Do Large Language Models Understand Data Visualization Principles?

This paper presents the first systematic evaluation of large language and vision-language models as flexible validators for data visualization principles, revealing their potential to detect and fix design violations while highlighting a persistent gap with symbolic solvers and an asymmetry where models are better at correcting errors than reliably detecting them.

Martin Sinnona, Valentin Bonas, Viviana Siless, Emmanuel Iarussi

Published 2026-02-24
📖 5 min read🧠 Deep dive

Imagine you are a chef trying to teach a very smart, but inexperienced, sous-chef how to cook a perfect meal. You have a strict recipe book (the Data Visualization Principles) that says things like, "Never use red for a cold dish," or "Always list ingredients from smallest to largest."

For years, we've had a Robot Chef (the old Symbolic Systems) that checks the recipe. It's incredibly precise because it follows a rigid, mathematical rulebook. But here's the catch: to teach the robot, a human expert has to write out every single rule in a complex computer language. If you want to add a new rule, you have to hire a programmer to rewrite the robot's brain. It's accurate, but it's slow and inflexible.

Now, enter the New Sous-Chef: a Large Language Model (LLM). This is an AI that has read millions of cookbooks and knows what "good food" feels like.
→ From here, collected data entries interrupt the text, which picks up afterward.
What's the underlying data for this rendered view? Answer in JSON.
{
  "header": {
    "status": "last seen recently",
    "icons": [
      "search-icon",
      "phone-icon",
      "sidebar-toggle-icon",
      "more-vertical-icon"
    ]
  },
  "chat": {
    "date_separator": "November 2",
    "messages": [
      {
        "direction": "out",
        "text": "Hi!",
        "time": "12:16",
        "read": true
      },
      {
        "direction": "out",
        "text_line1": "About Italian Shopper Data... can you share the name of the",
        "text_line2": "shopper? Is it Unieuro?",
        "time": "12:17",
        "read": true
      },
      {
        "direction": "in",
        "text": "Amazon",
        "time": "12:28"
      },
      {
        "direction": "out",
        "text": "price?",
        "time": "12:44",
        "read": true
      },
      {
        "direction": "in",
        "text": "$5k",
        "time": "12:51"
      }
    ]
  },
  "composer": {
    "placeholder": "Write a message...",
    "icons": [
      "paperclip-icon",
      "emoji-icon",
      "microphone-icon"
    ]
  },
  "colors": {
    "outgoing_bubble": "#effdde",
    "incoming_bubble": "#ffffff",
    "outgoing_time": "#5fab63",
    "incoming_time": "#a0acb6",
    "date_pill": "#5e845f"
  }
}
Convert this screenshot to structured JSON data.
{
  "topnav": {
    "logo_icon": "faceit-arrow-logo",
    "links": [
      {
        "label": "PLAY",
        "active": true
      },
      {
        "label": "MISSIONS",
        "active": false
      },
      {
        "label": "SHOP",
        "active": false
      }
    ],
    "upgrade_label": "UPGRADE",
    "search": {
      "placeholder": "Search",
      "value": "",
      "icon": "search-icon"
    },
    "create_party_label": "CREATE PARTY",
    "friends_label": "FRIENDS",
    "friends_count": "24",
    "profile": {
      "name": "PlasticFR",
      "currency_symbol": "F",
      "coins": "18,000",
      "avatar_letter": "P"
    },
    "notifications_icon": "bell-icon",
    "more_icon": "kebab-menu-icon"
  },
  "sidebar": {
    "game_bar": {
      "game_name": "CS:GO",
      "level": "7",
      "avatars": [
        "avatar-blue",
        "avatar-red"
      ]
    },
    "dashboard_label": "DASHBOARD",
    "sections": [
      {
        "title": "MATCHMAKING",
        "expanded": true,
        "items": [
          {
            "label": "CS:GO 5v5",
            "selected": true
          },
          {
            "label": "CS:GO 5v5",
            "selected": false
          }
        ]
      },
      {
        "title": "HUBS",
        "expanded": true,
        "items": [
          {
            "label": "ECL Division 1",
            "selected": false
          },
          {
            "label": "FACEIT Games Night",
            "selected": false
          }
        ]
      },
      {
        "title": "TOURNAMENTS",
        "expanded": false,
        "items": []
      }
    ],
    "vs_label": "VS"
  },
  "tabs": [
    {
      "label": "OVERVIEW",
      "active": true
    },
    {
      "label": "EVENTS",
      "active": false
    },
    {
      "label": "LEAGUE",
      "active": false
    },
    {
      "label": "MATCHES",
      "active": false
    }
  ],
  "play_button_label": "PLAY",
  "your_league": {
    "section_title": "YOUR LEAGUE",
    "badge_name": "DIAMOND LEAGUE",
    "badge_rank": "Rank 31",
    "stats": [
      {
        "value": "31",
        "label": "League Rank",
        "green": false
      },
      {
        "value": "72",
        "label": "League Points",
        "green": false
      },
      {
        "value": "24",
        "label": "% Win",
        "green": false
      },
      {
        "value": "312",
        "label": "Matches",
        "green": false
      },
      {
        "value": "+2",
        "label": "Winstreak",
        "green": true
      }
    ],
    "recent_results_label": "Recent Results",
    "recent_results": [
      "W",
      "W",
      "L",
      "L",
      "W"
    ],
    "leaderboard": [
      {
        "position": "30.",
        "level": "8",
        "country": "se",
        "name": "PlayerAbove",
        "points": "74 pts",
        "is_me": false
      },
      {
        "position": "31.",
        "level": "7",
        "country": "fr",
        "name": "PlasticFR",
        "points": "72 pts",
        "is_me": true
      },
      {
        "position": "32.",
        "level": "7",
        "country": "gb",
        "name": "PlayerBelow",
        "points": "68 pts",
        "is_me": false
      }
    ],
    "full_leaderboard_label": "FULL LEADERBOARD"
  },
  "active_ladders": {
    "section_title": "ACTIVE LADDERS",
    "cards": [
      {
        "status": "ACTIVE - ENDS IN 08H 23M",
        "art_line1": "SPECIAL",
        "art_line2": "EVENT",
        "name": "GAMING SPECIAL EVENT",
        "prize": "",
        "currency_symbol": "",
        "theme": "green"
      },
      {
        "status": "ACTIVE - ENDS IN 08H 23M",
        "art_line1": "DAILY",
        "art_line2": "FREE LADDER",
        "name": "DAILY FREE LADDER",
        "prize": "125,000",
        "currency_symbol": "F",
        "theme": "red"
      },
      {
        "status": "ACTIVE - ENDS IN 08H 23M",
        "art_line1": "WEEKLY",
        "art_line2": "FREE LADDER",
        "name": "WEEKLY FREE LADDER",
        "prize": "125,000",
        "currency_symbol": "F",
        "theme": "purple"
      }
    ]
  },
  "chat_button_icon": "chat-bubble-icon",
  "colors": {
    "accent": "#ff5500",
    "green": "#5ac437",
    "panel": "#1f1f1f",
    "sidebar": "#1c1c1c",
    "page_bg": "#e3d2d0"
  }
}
It doesn't need a rigid rulebook; it just needs you to tell it, "Hey, make sure this dish follows the rules."

This paper is the ultimate taste test. The researchers wanted to see: Can this new AI Sous-Chef actually understand the rules of good cooking, or is it just guessing?

The Experiment: The "Chart" Kitchen

The researchers set up two kitchens to test the AI:

  1. The Synthetic Kitchen (The Practice Range): They generated 2,000 fake charts (recipes) using a computer. They deliberately messed them up in specific ways (e.g., using the wrong color for a category, or cutting off the bottom of a graph). They knew exactly which rules were broken because a computer (the Robot Chef) had written the recipe.
  2. The Real Kitchen (The Restaurant): They took 300 real charts that humans had actually made and published online. They checked these against the rules too.

They asked the AI two main questions:

  • The Inspector: "Look at this recipe. Did I break any rules?"
  • The Fixer: "You broke a rule. Now, rewrite the recipe to fix it without breaking anything else."

The Results: The Good, The Bad, and The Weird

Here is what they found, translated into everyday terms:

1. The AI is a decent Inspector, but not perfect.
When the AI looked at the fake charts, the best models (like Gemini-2.5-Flash) got about 68% of the rules right. That's like a student getting a B- on a test. They were good at spotting obvious mistakes (like a bar chart that looks like a line), but they struggled with subtle, tricky rules (like "don't use color to show order").

  • The Analogy: The AI can tell you the soup is too salty, but it might miss that the chef forgot to peel the carrots.

2. Showing the AI the Picture didn't help much.
The researchers gave some AI models both the text recipe and a picture of the finished dish. They hoped seeing the "ugly" chart would help the AI spot the error.

  • The Result: It helped a tiny bit, but not as much as they hoped. The AI was still mostly relying on the text recipe, not the visual "vibe" of the chart. It's like giving a blind taste-tester a photo of the food; they still have to guess based on the description.

3. The "Fixer" is surprisingly better than the "Inspector."
This was the most surprising twist! When the AI was asked to detect a mistake, it was okay. But when asked to fix the mistake, it got much better (up to 94% success rate).

  • The Analogy: Imagine a student who struggles to identify why a sentence is grammatically wrong. But if you say, "Rewrite this sentence to be correct," they suddenly write a perfect sentence. The AI is better at doing the right thing than explaining what was wrong.

4. Open Source vs. The Big Brands.
The "Big Brand" models (like GPT-4 and Gemini) were generally better than the "Open Source" models (the free, community-built ones). However, the best open-source model was catching up fast, proving that you don't always need the most expensive tool to get a good meal.

The Big Takeaway

The paper concludes that AI is a promising new tool for checking our data charts, but it's not ready to replace the expert human or the rigid robot just yet.

  • The Promise: AI can act as a flexible, conversational editor. You can say, "Make this chart follow the rules," and it will likely do a great job fixing it.
  • The Limit: It still gets confused by the subtle, nuanced rules of human perception. It's like a sous-chef who knows how to chop vegetables perfectly but doesn't quite understand why a certain garnish looks unappetizing.

In short: We are no longer just building robots that follow rules; we are teaching them to understand the spirit of the rules. They are getting there, but they still need a human chef to double-check the final dish.